The Decry newsroom has been a morgue lately, deathly quiet and full of dead bodies. But we aim to change all that. The past year has been as eventful as it has been in jail. A lot has happened—Bush is still president although we have no money and the money we do have is being funneled back and forth from here to the Middle East in a secret Halliburton pipline; the Cubs are in the playoffs; Decry mortal enemy George Plimpton finally perished (look for obituary later this week!); Rush Limbaugh found a wider audience for his racial slurs and illegal prescription drug use; it’s been revealed that Dick Cheney can actually breathe oil; I gained thirty-nine pounds.

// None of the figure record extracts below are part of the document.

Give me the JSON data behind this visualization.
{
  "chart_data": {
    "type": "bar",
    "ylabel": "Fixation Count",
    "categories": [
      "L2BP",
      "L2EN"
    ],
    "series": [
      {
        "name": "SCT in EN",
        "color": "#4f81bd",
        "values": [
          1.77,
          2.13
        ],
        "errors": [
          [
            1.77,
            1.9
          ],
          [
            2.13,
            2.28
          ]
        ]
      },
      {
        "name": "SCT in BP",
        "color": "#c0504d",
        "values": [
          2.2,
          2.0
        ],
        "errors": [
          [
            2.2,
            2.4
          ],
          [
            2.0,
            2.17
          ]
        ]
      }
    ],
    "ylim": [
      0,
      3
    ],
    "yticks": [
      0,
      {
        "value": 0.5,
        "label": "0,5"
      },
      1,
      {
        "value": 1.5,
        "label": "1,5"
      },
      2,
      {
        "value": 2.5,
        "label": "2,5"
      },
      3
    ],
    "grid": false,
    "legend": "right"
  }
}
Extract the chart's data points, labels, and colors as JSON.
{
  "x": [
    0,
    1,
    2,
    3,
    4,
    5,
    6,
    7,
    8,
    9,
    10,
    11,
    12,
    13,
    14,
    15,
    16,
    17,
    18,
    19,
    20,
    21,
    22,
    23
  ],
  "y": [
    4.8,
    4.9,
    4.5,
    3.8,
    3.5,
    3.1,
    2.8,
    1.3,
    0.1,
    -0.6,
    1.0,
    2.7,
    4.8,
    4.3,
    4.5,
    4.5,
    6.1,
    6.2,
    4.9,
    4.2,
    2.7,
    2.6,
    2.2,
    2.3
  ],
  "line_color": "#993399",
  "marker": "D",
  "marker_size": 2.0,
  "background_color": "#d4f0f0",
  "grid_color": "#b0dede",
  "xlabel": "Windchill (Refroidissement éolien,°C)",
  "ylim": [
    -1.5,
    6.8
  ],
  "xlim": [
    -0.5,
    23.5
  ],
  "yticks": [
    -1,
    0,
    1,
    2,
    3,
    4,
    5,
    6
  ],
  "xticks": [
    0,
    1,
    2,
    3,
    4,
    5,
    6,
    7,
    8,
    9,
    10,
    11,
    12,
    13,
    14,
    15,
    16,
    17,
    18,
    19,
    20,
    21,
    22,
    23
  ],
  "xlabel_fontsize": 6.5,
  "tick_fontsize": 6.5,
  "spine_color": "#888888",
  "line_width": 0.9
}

Anyway, we’re back. Look for me on Fresh Air this week with NPR Correspondent Anne Garrels, who is pushing her book Naked in Baghdad. I’ll be plugging my own book, Spying on Anne Garrels Naked in Baghdad.
Neoconservatives suck ass.
It seems like wearing a war criminal’s hat is significantly less important than say, giving him money and weapons or training him in guerilla warfare. And at least they didn’t shake hands.
The New York Daily News is reporting that Attorney General John Ashcroft is plugging his new “Victory Act,” which would expand his terrorist fighting powers. That is not to be confused with the Victory Act some Americans are looking for, the one that guarantees us victory in Iraq before the president lands on the aircraft carrier, and victory over the economy. Every time you stop looking for work, you let the economy win.
Nor should we confuse this new legislation with the Liberty Act, which would give Ashcroft the power to secretly jail suspected terrorists; the Homeland Safety and Security Act, which would allow federal agents to take hostage and torture the family members of suspected terrorists; the Honor and Freedom Act, which allows us to bomb and invade other nations without declaring war; the Peace Through Justice Act enabling illegal assassinations and unlimited detentions; or the Truthfulness Act, which makes legitimate the ridiculous attempt to obscure the fiber of legislation with childish nomenclature.